Francisco vivía en un pequeño pueblo, donde se dedicaba a construir molinos para extracción de agua. A la vez, era un apasionado del estudio de las condiciones atmosféricas. Creó una instrumentación para la medición y registro del estado climático a partir de temperaturas, presiones, vientos y humedad, e ingenió novedosas técnicas de meteorología que lograban pronosticar las precipitaciones futuras. Francisco evaluó dos posibles alternativas para su hallazgo: la primera patentar su método y pasar a la historia de la climatología y cobrar por sus respectivas patentes. La segunda, crear una falsa “máquina de hacer llover” y vivir aquella gran aventura. Optó por esta última.
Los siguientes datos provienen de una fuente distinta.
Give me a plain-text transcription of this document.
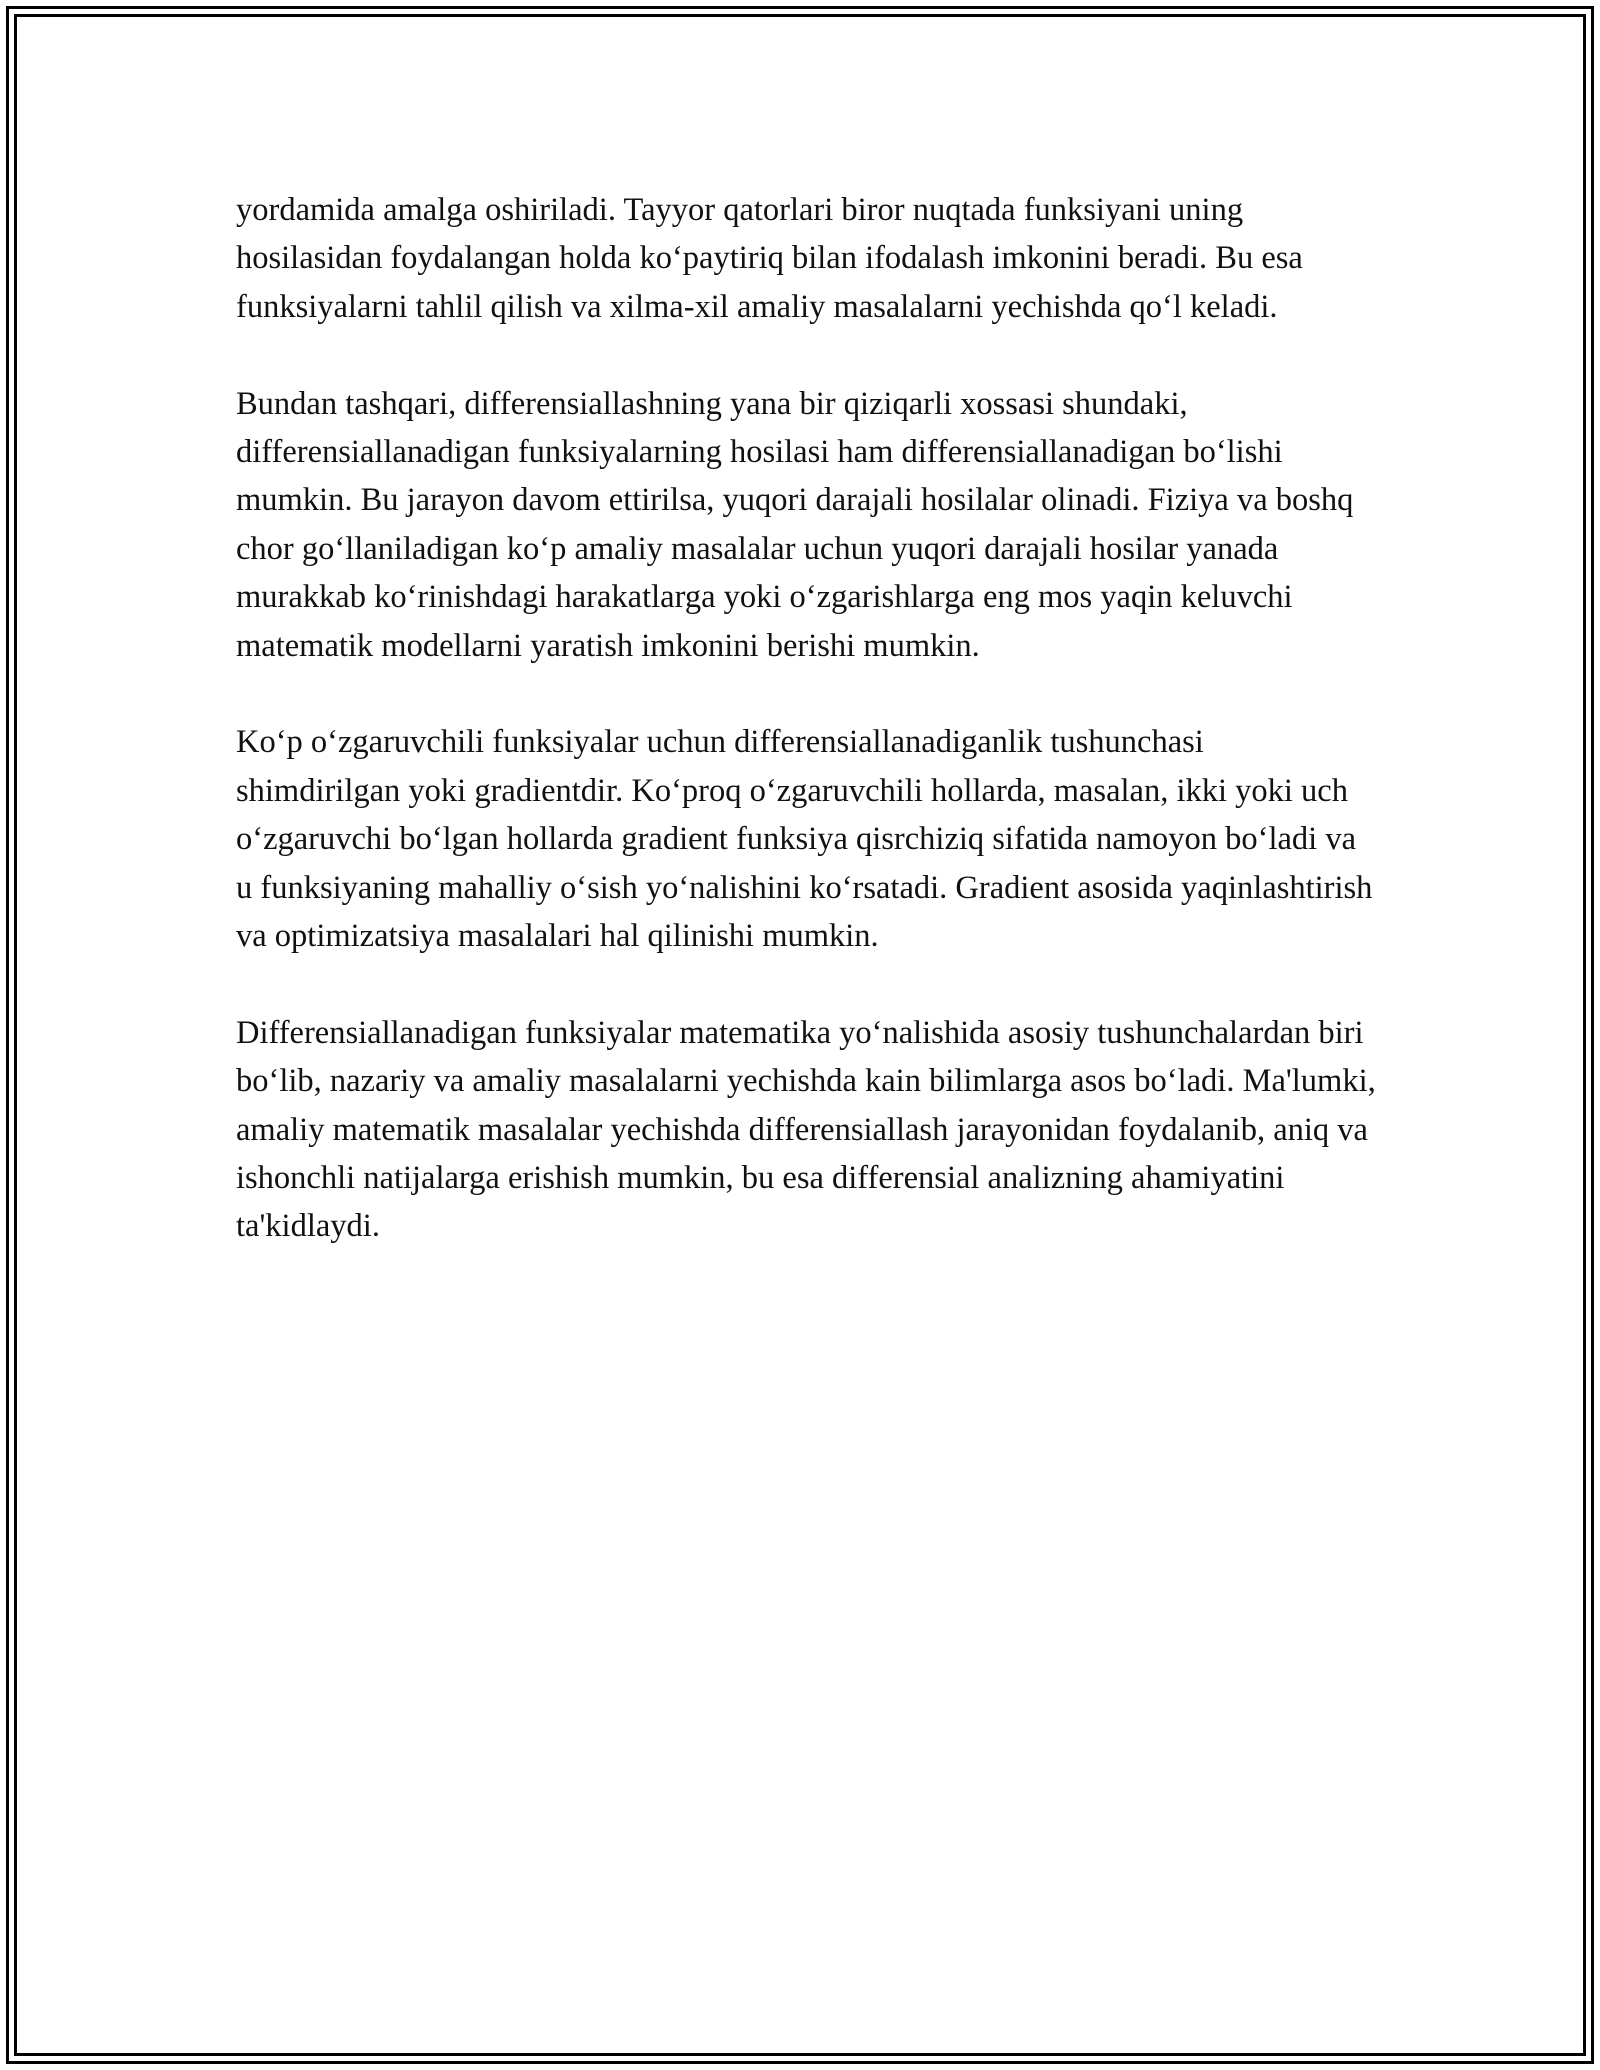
yordamida amalga oshiriladi. Tayyor qatorlari biror nuqtada funksiyani uning hosilasidan foydalangan holda koʻpaytiriq bilan ifodalash imkonini beradi. Bu esa funksiyalarni tahlil qilish va xilma-xil amaliy masalalarni yechishda qoʻl keladi.

Bundan tashqari, differensiallashning yana bir qiziqarli xossasi shundaki, differensiallanadigan funksiyalarning hosilasi ham differensiallanadigan boʻlishi mumkin. Bu jarayon davom ettirilsa, yuqori darajali hosilalar olinadi. Fiziya va boshq chor goʻllaniladigan koʻp amaliy masalalar uchun yuqori darajali hosilar yanada murakkab koʻrinishdagi harakatlarga yoki oʻzgarishlarga eng mos yaqin keluvchi matematik modellarni yaratish imkonini berishi mumkin.

Koʻp oʻzgaruvchili funksiyalar uchun differensiallanadiganlik tushunchasi shimdirilgan yoki gradientdir. Koʻproq oʻzgaruvchili hollarda, masalan, ikki yoki uch oʻzgaruvchi boʻlgan hollarda gradient funksiya qisrchiziq sifatida namoyon boʻladi va u funksiyaning mahalliy oʻsish yoʻnalishini koʻrsatadi. Gradient asosida yaqinlashtirish va optimizatsiya masalalari hal qilinishi mumkin.

Differensiallanadigan funksiyalar matematika yoʻnalishida asosiy tushunchalardan biri boʻlib, nazariy va amaliy masalalarni yechishda kain bilimlarga asos boʻladi. Ma'lumki, amaliy matematik masalalar yechishda differensiallash jarayonidan foydalanib, aniq va ishonchli natijalarga erishish mumkin, bu esa differensial analizning ahamiyatini ta'kidlaydi.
Su “máquina de hacer llover” consistió en un artefacto cúbico que consistía en una simple caja cerrada, de unos ochenta centímetros de lado, con tres largas patas y un par de antenas espiraladas. A mediados de 1812 Francisco comenzó a publicitar su invento, recibiendo llamados de numerosas comunas y municipios que atravesaban grandes sequías para contratar su servicio. Una vez que era contratado, Francisco viajaba al lugar y permanecía oculto en los campos, desde donde realizaba las diferentes mediciones atmosféricas hasta aproximar el día que se producirían las precipitaciones, dando luego aviso a sus clientes de la fecha que se haría presente con su máquina, que era un par de días antes del comienzo de las lluvias. Francisco se instalaba con su máquina en la plaza central de cada localidad, y allí montaba su show, donde en no más de dos días comenzarían las precipitaciones, recibiendo victorioso sus abultados pagos. Fue tal la popularidad de Francisco que recorrió en poco más de una década 28 países y más de 200 pueblos y ciudades, mostrándose siempre como un hombre de un sobrio estilo de vida.

Un martes caluroso, mientras se encontraba sentado al lado de su máquina en la plaza de un poblado del Litoral argentino, la tormenta llegó rápidamente de manera agresiva, y un antiguo árbol cayó de raíz e impactó sobre el toldo de lona que Francisco utilizaba para refugiarse, ocasionándole la muerte. Los restos de Francisco fueron trasladados a su pueblo de origen. La máquina -que resultó ilesa- fue llevada a la comuna de aquel pueblo para su resguardo y posterior envío a los familiares de Francisco. El presidente comunal de aquel pueblo, Pedro Bernatella, decidió abrir por curiosidad y en secreto la tapa superior de la máquina, sacando dos tornillos, para observar qué misteriosos componentes tenía adentro.

Al abrir la máquina se encontró que estaba totalmente vacía en su interior, habiendo solamente en el fondo un papel escrito y una larga llave. El papel decía “Recuérdese siempre que lo importante son las intenciones, una mentira con nobles intenciones es más valiosa que una verdad con fines de maldad”. Algo más abajo en la hoja, una frase de Mark Twain, con quien había hecho amistad durante uno de sus tantos viajes: “Un hombre que vive plenamente está preparado para morir en cualquier momento”. Por último, al pie del escrito, decía: “Dejo aquí dentro la llave de mi caja fuerte, para que se construya el más grande de todos los hospitales para niños enfermos del país, utilizando el dinero que he logrado recaudar a través de esta máquina”, figurando al dorso del papel un dibujo del lugar exacto de su hogar en el que se encontraba escondida aquella caja fuerte.

Claro que aquella carta nunca se dio a conocer, y que aquel hospital jamás se construyó. Hoy Francisco es apenas recordado como un ambicioso farsante. Y hoy Bernatella es recordado -sobre todo por sus descendientes- como aquél ser excepcional que habiendo partido de la precariedad misma, logró dejar una herencia familiar de mil doscientas hectáreas de verdes campos. Francisco había olvidado considerar el más factible de los pronósticos, el del diluvio de la codicia humana.